In the Garden

The Journal of Biological Conservation reported in 2019 that 40% of insects were at immediate risk of extinction. They said that if this were to happen it would have a ‘catastrophic’ effect on the planet. see Insect Armageddon page

There are 4 reasons why insects are on a massive decline:

  • Pesticides, pollution
  • habitat loss
  • disease and non native species
  • climate change

So what can YOU do in your own garden to help?

1 – Pesticides. We’ve been using pesticides more and more every decade. So much so that in the USA they had to increase the official ‘safe’ limit of RoundUp in drinking water as there was so much contamination! Pesticides are indiscriminate in what they kill. You may be wanting to stop herd of aggressive black fly ruining your pretty flowers but when you spray the pesticides on your garden it is effecting all the insects in that garden (and adding to the pollution in the water table). Instead of pesticides try using complementary planting instead – this is where one plant help protects another plant when it is planted next to or near it. Companion plants assist in the growth of others by attracting beneficial insects, repelling pests or providing nutrients, shade, or support. Check out this list for companion planting ideas:

Be careful when buying plants and flowers from garden centers – often they have already been sprayed with pesticides that kill bees and insects so you may actually be doing more harm by buying them!

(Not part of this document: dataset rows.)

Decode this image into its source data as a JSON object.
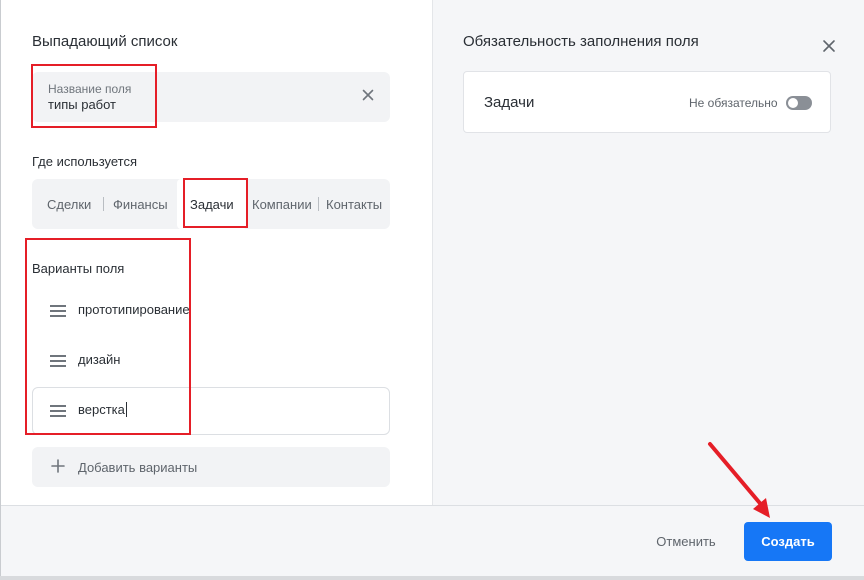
{
  "dialog": {
    "left_title": "Выпадающий список",
    "right_title": "Обязательность заполнения поля"
  },
  "field_name": {
    "label": "Название поля",
    "value": "типы работ"
  },
  "usage": {
    "label": "Где используется",
    "tabs": [
      "Сделки",
      "Финансы",
      "Задачи",
      "Компании",
      "Контакты"
    ],
    "selected": "Задачи"
  },
  "options": {
    "label": "Варианты поля",
    "items": [
      "прототипирование",
      "дизайн",
      "верстка"
    ],
    "add_label": "Добавить варианты"
  },
  "requirement": {
    "entity": "Задачи",
    "state_label": "Не обязательно",
    "required": false
  },
  "footer": {
    "cancel_label": "Отменить",
    "create_label": "Создать"
  },
  "colors": {
    "primary": "#1677f6",
    "annotation": "#e51e27"
  }
}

Dave Goulson, the Professor of Biology at Sussex University, and his team have tested the ‘bee-friendly’ plants that are sold in garden centres all over England and found that virtually all of the plants they looked at were full of high levels of neonicotinoids, which are the insecticides notorious for killing bees.

Apparently, when this was revealed B&Q stopped doing it but Wyevale and Homebase still do it, so when we go there to buy plants for our gardens especially to help pollinators we are helping to weaken them.

2 – Avoid Peat. Peat is an ancient and important habitat that has formed over 1000’s of years. It is also an important store of Carbon. Avoid buying compost and garden products that contain peat. Most compost bags will say PEAT FREE on the front if it is so they are easy to spot. Check out this Which Report for more info on Peat.

3 – Go Natural / Be Messy. Insects don’t like a perfectly manicured lawn (don’t even get me started on plastic astroturf – why do people use plastic grass just because they can’t be bothered to mow a lawn?!?). A perfect grass lawn is a real monoculture that few animals like. Also don’t pave over paradise for the sake of a driveway, a patio or a lawn. Get planting instead. Let grass grow longer, plant native wild flowers and plants and leave a pile of wood, twigs and leaves somewhere for nature to do it’s own thing.

4 – Avoid Imported Plants. Imported plants, as well as not being native to your country and therefore are less likely to naturally support local wildlife often carry with them imported bugs. Imported bugs can easily be an invasive species and it doesn’t take much for an invasive species to take over. Imported plants aren’t easy to spot so make sure you ask.